「これが令和の「本郷猛」なのか」シン・仮面ライダー MOMMYさんの映画レビュー(感想・評価)
これが令和の「本郷猛」なのか
結果としては、今作は好きである。しかし、それは私がある程度「仮面ライダー」への愛や知識がある方だからなのかなと思う。
様々なレビューを拝見したが、印象に残ったのは冒頭の展開が急すぎて置いてけぼりにされたという意見だ。
恐らく庵野秀明は、改造人間になった経緯よりも本郷猛という悲しい過去を持つ寂しい男が仮面ライダーとして生きる葛藤や苦悩に重点を置きたかったのであろう。
その代償として、仮面ライダー初心者にとっては理解し難い導入となってしまったのだろう。
しかし、このやり方はむしろ仮面ライダーへの興味関心を促すチャンスでもあるかもしれない。
一度鑑賞した後に分からなかった箇所を調べて、二度目の鑑賞をしたくなる映画ではあると思う。
とりあえず第一に思ったことは、今作は庵野秀明の自慰的作品になったなという印象。
もうそこらの仮面ライダー好きとはレベルの違うオタクが、「仮面ライダー」を一本の映画で描けばこうなるのも理解できる。

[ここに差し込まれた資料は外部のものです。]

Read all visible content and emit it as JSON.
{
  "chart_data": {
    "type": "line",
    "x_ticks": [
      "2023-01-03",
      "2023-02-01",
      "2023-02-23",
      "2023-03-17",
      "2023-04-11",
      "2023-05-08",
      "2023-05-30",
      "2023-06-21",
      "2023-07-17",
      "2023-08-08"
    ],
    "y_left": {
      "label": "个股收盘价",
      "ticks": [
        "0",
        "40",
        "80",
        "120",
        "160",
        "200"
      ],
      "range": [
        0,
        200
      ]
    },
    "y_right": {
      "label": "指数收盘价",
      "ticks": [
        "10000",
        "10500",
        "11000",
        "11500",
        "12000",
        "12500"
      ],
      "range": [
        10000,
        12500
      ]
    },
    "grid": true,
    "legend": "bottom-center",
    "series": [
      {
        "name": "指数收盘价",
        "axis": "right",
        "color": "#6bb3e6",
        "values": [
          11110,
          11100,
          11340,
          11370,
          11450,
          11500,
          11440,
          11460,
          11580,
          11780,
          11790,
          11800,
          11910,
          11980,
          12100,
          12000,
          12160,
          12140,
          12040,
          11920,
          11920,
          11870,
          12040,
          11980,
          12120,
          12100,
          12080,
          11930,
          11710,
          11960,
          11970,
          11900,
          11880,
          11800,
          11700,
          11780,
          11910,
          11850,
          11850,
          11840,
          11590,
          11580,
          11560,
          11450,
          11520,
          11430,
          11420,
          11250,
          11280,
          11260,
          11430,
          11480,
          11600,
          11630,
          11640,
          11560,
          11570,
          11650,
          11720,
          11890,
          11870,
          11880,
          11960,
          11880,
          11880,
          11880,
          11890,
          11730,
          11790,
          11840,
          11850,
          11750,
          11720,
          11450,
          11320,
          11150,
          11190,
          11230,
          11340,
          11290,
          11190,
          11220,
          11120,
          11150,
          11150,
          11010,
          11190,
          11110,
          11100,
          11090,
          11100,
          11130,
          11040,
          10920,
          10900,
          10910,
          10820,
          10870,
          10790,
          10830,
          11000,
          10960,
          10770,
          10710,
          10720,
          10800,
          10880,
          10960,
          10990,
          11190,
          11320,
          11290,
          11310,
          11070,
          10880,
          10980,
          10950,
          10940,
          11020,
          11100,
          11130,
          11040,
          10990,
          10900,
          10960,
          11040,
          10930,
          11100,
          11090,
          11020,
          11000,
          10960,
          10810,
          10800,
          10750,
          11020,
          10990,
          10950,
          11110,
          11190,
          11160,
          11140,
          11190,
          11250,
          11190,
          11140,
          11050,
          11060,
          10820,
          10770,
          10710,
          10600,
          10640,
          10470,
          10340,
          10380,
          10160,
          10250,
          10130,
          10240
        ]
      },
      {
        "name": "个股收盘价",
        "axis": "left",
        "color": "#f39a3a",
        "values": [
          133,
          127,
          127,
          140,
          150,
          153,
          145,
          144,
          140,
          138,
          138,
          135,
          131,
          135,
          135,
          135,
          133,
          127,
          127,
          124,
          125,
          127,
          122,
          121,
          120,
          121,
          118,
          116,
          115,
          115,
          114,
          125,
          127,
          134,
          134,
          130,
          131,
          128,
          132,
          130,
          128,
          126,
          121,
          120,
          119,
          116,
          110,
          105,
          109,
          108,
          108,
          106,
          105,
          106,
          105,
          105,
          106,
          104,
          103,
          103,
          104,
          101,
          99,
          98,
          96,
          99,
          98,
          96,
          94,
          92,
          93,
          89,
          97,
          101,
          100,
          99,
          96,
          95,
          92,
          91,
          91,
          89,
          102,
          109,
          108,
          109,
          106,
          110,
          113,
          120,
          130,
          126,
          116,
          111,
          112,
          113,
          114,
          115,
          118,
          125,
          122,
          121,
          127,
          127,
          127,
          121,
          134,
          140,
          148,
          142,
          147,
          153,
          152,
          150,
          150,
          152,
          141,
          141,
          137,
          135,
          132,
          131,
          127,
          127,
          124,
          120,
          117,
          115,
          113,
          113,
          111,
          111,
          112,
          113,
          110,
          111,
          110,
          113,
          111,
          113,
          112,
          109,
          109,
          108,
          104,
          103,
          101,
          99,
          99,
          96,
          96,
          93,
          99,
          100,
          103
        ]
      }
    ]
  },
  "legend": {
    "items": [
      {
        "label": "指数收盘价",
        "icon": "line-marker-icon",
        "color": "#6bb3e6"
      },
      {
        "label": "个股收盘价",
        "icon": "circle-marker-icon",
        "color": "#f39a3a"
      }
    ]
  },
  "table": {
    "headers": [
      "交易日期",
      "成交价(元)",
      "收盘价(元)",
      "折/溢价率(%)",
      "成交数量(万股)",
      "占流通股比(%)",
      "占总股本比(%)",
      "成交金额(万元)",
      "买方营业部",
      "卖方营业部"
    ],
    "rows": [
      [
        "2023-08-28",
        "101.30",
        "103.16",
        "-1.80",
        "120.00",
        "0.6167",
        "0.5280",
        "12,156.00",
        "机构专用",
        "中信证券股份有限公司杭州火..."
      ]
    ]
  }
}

でも監督の脳内で湧いたものを好きにやるのが本来の「映画」なのかもしれないなと考えさせられた。観客はあくまでも脳内を覗く立場であり、好き嫌い分かれるのは当然なのだと思う。
感動した点は、ちゃんと原作への敬意や懐かしさを残しながらも、いらない古臭さを排除したところだ。
スーツの見た目はオリジナルと変わらないデザインにしながらも、昭和感を拭うためにハイテク要素をしっかり出せていて良かった。そして可能な限り仮面ライダーのモヤっとした設定を本当に現実にいたらどうなるかを想定して詳細まで考えられている点だ。

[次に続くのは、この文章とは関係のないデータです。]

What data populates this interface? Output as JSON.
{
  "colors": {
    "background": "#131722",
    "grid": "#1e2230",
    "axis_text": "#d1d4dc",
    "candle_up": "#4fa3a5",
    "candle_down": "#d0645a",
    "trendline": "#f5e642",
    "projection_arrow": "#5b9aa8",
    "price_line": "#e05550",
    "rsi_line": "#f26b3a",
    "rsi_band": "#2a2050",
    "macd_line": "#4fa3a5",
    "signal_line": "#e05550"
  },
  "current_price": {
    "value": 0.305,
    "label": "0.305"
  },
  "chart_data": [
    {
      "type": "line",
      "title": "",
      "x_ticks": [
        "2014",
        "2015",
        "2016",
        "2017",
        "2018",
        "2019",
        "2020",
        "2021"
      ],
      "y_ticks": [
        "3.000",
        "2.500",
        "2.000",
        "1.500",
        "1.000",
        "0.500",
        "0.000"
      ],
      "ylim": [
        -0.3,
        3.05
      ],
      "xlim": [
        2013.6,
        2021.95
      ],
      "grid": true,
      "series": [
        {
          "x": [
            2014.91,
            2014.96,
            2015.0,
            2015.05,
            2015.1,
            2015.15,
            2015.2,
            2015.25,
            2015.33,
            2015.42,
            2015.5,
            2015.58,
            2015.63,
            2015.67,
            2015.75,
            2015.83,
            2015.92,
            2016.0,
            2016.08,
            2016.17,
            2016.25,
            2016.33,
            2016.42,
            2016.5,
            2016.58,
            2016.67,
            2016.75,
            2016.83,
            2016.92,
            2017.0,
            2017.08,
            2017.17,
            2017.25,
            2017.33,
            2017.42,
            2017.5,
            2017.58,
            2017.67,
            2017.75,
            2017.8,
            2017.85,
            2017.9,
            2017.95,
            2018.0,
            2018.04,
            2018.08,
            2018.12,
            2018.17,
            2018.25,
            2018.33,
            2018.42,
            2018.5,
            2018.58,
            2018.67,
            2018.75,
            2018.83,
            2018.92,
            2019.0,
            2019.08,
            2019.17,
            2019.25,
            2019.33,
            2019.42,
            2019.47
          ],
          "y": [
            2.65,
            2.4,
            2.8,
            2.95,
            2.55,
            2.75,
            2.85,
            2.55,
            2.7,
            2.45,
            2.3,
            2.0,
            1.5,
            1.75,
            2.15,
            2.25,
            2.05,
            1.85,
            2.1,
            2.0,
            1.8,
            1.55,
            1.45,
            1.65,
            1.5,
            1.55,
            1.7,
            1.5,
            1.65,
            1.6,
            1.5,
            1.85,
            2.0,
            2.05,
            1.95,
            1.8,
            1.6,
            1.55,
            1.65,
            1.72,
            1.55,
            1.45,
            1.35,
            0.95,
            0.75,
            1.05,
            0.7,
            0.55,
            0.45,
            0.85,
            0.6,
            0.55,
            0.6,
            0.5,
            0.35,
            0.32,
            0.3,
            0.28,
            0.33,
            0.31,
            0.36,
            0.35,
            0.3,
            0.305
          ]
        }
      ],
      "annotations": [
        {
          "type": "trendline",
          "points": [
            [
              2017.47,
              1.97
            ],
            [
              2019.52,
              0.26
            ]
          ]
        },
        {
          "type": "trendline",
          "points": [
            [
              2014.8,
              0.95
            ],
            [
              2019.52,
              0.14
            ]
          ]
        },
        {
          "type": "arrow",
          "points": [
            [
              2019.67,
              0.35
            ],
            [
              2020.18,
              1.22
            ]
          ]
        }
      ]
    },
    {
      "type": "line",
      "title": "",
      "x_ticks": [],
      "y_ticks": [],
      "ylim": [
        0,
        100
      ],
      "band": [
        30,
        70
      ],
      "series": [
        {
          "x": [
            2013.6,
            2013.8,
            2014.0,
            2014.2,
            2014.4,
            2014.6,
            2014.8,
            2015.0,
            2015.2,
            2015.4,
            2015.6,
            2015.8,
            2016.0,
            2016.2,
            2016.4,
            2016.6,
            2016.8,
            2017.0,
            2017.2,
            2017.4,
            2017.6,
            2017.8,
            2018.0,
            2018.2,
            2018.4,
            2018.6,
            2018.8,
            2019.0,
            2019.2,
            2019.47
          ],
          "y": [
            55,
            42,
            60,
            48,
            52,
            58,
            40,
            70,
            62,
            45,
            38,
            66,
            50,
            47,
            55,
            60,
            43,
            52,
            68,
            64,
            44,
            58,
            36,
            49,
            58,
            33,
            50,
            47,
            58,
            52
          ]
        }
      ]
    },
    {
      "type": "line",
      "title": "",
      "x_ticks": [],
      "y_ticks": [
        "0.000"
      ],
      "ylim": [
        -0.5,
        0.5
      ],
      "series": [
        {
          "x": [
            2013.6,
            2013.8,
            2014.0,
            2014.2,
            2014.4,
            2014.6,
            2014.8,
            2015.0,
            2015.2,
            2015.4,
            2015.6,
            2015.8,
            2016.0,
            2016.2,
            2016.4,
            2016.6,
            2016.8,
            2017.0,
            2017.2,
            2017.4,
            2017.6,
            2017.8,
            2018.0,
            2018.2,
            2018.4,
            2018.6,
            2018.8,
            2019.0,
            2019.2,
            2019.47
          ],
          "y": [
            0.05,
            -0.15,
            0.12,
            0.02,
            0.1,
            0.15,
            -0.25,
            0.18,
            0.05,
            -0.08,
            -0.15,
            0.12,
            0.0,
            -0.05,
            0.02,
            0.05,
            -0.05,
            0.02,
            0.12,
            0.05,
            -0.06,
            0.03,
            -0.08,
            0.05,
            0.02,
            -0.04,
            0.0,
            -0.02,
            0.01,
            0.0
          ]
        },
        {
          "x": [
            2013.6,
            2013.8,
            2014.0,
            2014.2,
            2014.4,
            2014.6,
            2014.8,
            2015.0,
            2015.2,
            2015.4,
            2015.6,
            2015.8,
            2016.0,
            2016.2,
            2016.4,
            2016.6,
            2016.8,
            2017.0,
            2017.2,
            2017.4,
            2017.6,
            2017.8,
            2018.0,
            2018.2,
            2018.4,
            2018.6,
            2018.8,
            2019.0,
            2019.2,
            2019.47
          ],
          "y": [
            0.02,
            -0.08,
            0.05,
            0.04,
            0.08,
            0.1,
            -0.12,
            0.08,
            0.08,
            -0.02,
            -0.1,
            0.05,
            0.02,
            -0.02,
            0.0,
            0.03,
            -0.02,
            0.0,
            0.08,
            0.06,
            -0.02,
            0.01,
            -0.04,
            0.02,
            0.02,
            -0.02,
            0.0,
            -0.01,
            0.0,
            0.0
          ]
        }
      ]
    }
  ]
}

何よりも現代風で現実的であると思ったのが、池松さん演じる本郷猛だ。
藤岡弘さん演じる本郷猛は見た目や声、所作までもが男、いや漢なのだ。言い換えれば生粋のヒーローなのである。
今作では一般男性が過去の辛くて後悔の残る経験から強い正義感を抱き、世のため人のために少しでも強くなろうとする「弱さ」が垣間見れた。これが令和の「本郷猛」なのだと思うとこれはこれで良いと思える。
今まで褒める内容だが、もちろん気に入らない箇所もある。
1. 戦闘シーンで何が起きているのか分かりにくい所が多い
2. マスク越しに喋るシーンでリアルさを出しすぎて逆にセリフが聞き取りにくい (BGMのボリュームを抑えるか、そこは普通に音声を後から付けてもいいと思った)
3. ショッカーライダーとの戦闘が全部CGということにより、チープさが出てしまった (ドキュメントでCGに全て差し替えたのを知り、これに関してはやりすぎというか深く考えすぎた結果だと思った)
4. 一個大きいサプライズを用意すれば十分なのに、細かいサプライズから予想外すぎるサプライズが多々ありすぎて、軸がぶれているように感じてしまった
まあでも俳優陣や製作陣のタフさには頭が上がらない。こんな重圧のかかる中で最後までやり遂げたのはプロだからこそできたと思う。観て損することはない日本映画の一つだと思います。
続編をやればこの一作目がもっと輝く可能性もあると思います。また、ドラマ形式で配信するのもより深く掘り下げられて庵野秀明にはぴったしだと思う。